First Black Atlanta Police Patrol In New Novel ‘Darktown’

Thomas Mullen’s biography opens with the confession that while his neighbors near downtown Atlanta “suspect not a thing, he commits murders, spins wildly convoluted conspiracy theories, travels through time, [and] reinvents the past.”

The part of the past he has most recently reinvented is not far from his front door. His new novel “Darktown” centers on the story of the Atlanta Police Department’s first black police officers, hired on in April of 1948. But Mullen is quick to point out that his story is not about the integration of the APD because in fact, rather than real integration there was – as one character puts it – “a better kind of segregation.”

“This isn’t like a police version of Jackie Robinson integrating the Dodgers,” Mullen told “City Lights” host Lois Reitzes.

In the Jim Crow era, black Atlanta Police officers were only allowed to patrol black neighborhoods and they were not permitted squad cars. Their beats had to be walked on foot.

“They couldn’t even set foot in the headquarters,” Mullen says, “because according to a Newsweek article that came out a year before, as many as one quarter of Atlanta cops were members of the Ku Klux Klan.”

The APD’s African-American officers had their own precinct set up in the basement of the Butler Street YMCA in the Sweet Auburn neighborhood.

Atlanta-based author Thomas Mullen in the WABE studios. Mullen launches his new novel ”Darktown” at the Margaret Mitchell House Tuesday night.
Credit Myke Johns / WABE

 

The novel’s main characters are a pair of officers partnered together, war vet and Morehouse graduate Lucius Boggs, and the street-smart Tommy Smith. Both men are faced with bringing law enforcement to a deeply mistrustful community.
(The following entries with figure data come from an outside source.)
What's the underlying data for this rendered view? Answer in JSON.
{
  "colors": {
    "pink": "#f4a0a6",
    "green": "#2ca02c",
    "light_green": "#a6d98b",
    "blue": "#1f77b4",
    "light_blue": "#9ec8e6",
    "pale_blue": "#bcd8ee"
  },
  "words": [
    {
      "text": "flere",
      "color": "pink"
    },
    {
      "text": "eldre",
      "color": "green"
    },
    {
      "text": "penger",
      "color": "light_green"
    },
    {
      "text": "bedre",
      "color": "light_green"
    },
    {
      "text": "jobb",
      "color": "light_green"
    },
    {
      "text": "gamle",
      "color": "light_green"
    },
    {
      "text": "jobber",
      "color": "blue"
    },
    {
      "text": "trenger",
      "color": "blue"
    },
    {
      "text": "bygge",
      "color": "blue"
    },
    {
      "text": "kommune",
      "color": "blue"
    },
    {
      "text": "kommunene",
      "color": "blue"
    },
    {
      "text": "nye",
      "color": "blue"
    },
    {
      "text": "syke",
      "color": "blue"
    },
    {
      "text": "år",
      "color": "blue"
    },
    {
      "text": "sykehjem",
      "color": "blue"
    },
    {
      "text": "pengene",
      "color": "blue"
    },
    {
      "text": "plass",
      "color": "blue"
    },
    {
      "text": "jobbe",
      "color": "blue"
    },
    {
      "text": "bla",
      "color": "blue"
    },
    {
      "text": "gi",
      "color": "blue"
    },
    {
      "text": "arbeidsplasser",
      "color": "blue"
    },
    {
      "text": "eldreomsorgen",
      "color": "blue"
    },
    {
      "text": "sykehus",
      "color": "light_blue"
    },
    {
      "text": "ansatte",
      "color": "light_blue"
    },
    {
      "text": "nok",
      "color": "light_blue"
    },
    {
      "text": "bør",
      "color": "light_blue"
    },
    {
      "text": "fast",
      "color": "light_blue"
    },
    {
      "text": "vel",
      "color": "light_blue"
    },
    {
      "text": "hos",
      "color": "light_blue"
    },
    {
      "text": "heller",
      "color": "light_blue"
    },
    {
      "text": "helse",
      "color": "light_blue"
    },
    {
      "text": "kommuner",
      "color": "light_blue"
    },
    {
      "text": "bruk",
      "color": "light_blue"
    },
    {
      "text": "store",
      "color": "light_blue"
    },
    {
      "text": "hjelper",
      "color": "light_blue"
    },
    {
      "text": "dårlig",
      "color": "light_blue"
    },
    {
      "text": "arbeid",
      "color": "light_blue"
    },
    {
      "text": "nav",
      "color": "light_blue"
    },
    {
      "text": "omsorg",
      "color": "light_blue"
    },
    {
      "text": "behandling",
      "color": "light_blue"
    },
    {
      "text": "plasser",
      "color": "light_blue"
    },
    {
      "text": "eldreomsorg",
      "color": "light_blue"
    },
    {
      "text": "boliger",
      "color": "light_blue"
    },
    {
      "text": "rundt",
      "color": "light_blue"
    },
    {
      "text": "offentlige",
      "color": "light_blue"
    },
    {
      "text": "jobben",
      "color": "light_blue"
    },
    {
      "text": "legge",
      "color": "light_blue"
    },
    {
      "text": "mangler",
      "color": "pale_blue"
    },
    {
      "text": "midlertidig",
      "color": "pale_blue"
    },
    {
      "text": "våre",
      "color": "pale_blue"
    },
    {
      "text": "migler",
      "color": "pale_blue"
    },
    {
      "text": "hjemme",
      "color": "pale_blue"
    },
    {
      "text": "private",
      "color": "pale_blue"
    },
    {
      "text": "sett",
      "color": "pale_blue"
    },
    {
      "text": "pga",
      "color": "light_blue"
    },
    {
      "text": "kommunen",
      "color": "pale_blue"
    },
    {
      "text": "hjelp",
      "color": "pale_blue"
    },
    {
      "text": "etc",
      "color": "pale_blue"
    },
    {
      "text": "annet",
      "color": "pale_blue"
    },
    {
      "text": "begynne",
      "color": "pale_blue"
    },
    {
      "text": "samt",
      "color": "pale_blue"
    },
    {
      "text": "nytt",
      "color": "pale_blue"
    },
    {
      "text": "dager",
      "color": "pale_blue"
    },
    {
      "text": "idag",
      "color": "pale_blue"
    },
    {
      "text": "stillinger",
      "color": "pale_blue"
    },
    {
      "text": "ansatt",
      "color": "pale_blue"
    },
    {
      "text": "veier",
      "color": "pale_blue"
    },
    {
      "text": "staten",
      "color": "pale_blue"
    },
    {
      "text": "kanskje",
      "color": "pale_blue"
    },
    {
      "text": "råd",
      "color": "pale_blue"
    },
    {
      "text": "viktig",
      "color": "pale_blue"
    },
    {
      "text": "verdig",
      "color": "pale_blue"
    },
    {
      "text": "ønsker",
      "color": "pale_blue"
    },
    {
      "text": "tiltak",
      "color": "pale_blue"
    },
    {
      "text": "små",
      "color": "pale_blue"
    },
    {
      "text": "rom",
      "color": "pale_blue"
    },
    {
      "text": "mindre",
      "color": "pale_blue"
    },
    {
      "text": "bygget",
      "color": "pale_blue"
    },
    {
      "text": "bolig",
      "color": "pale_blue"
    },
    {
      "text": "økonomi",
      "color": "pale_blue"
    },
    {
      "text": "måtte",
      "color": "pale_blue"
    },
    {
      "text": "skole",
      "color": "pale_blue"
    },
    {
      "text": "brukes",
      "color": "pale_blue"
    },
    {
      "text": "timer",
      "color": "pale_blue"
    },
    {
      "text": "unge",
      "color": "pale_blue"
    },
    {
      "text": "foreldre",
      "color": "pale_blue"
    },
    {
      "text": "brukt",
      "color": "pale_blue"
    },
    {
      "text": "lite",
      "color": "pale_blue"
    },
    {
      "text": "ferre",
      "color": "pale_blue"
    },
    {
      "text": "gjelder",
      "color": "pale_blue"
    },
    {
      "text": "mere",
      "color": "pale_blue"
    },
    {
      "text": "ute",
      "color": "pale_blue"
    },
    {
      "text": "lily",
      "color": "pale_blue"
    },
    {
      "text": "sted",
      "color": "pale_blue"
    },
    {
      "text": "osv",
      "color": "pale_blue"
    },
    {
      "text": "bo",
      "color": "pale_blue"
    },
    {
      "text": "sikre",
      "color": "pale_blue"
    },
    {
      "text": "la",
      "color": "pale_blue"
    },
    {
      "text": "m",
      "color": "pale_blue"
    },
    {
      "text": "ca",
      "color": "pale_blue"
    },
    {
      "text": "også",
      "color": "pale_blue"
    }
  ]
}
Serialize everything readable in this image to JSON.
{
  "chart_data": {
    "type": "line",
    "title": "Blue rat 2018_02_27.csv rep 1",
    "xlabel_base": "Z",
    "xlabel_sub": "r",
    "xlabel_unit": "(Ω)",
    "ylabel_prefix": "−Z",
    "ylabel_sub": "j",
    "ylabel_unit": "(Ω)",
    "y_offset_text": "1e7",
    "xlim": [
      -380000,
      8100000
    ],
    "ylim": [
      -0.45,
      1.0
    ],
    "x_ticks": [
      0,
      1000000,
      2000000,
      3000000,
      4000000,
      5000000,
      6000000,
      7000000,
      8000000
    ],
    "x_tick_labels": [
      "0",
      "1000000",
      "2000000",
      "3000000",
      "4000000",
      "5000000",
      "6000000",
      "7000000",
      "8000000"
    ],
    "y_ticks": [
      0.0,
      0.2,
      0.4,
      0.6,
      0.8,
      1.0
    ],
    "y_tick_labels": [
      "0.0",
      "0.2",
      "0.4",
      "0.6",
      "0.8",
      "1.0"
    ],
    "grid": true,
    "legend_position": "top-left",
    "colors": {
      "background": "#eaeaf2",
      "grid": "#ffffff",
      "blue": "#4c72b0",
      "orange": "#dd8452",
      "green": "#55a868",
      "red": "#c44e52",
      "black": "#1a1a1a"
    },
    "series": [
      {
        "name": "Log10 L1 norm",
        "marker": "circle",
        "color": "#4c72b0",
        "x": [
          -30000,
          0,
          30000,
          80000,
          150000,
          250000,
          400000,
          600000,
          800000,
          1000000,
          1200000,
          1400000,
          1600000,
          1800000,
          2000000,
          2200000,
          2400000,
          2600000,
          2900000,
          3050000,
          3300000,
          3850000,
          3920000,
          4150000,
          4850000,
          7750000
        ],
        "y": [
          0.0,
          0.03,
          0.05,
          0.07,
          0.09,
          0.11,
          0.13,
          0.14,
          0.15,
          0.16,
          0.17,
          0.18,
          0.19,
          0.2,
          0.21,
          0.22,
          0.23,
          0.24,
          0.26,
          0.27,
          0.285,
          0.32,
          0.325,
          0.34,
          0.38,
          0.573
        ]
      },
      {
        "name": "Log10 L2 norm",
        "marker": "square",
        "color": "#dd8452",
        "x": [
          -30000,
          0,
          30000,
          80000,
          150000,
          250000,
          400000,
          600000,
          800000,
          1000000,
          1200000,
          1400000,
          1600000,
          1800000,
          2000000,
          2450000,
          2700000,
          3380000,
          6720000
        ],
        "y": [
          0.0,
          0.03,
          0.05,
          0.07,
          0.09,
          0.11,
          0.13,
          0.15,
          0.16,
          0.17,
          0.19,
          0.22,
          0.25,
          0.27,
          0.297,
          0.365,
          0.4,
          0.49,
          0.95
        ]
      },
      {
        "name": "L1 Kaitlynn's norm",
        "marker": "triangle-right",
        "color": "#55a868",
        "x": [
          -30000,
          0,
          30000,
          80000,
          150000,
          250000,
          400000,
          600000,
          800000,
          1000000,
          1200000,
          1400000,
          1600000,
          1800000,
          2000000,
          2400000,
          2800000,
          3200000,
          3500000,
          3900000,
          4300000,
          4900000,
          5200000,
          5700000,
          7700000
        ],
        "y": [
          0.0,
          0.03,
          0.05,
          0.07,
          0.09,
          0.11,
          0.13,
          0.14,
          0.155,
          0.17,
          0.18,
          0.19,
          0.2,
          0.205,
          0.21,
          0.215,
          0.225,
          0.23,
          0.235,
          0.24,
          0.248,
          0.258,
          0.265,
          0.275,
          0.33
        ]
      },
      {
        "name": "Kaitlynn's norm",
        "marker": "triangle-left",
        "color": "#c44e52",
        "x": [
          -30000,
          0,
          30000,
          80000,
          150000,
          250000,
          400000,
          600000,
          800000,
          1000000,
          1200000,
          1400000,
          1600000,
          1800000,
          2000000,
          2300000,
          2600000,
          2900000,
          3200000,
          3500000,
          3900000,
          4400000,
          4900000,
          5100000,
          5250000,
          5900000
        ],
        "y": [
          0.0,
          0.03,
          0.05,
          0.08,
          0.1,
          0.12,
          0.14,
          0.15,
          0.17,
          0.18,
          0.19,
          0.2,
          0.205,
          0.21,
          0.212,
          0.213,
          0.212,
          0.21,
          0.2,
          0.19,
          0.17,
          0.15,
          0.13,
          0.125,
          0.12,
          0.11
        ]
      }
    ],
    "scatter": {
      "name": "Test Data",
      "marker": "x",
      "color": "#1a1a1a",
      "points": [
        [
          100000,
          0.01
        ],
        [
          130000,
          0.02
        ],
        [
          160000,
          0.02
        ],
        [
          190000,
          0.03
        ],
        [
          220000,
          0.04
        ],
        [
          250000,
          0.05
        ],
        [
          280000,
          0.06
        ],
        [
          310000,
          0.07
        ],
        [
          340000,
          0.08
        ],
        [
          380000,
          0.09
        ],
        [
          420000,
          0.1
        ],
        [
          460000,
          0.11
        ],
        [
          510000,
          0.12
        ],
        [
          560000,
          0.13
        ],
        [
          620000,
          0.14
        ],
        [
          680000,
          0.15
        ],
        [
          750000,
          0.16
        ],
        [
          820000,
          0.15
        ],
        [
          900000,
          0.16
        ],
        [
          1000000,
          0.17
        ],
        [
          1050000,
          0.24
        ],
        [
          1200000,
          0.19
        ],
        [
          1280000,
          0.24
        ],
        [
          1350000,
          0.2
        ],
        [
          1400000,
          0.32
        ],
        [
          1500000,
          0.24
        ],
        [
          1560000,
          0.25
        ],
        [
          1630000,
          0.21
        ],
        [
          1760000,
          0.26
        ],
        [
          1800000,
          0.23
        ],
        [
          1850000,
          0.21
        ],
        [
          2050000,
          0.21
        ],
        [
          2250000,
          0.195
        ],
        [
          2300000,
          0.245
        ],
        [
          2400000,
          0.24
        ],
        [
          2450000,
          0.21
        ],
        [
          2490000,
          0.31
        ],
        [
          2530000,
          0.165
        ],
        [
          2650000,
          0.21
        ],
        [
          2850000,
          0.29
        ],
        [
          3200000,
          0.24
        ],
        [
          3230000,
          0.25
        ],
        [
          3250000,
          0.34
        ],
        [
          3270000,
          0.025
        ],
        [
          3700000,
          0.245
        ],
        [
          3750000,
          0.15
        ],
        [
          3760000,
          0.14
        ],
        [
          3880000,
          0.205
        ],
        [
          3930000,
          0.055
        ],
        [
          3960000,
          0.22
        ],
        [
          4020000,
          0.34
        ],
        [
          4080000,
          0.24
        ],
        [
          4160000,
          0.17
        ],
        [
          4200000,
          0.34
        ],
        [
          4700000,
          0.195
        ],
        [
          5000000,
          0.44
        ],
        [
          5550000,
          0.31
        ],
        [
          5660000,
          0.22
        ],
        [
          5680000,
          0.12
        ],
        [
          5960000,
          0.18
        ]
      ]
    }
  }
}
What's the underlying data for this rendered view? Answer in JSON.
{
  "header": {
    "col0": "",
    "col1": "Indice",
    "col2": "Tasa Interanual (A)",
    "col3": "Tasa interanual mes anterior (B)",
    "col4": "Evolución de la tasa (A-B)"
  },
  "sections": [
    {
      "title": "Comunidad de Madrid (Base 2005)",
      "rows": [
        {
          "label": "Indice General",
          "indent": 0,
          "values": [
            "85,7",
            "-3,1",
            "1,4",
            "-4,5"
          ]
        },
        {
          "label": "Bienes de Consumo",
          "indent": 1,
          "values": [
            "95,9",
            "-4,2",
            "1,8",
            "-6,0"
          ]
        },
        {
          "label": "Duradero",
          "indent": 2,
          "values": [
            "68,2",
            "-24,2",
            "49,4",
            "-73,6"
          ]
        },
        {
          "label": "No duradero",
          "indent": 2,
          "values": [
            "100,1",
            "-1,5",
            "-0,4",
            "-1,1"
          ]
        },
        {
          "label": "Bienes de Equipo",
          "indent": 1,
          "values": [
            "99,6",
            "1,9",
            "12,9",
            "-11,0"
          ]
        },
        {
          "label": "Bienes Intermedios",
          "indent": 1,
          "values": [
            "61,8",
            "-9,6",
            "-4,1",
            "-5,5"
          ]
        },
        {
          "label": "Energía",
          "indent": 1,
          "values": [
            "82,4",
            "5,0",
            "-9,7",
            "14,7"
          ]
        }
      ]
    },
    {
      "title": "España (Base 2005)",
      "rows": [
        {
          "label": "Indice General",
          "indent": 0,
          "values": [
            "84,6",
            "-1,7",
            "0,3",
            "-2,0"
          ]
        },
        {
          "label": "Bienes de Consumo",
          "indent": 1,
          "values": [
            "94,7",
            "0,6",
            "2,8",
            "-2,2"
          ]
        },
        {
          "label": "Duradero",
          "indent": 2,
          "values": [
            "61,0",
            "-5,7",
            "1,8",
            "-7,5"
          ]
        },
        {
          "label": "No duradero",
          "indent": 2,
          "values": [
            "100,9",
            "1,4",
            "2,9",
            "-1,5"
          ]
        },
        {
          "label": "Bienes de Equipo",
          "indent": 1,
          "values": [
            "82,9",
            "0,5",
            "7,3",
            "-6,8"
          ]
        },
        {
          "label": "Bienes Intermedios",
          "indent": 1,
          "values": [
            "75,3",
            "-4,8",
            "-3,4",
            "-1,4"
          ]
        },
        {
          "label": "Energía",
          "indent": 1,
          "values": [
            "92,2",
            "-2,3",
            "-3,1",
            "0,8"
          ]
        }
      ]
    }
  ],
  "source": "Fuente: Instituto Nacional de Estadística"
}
Asked whether he intended to explore the parallels between the racial strife in the novel and police brutality in contemporary America, Mullen responds “yes and no.”

Mullen began writing the book in 2012, finishing the first draft in summer of 2014.

“So this book was not a deliberate response to the recent spate of police brutality and the Black Lives Matter movement,” he says, though he acknowledges that race is an issue that is always present in our lives.

“In 2012, we still had Trayvon Martin and George Zimmerman, we still had a lot of racially coded criticism of President Obama,” he says. “And I think one of the fun things about historical fiction is that it puts a mirror on our own times. It allows us to find some of the historical roots in issues that are still playing out today.”

Thomas Mullen launches “Darktown” Tuesday September 13 at the Margaret Mitchell House at 7 p.m.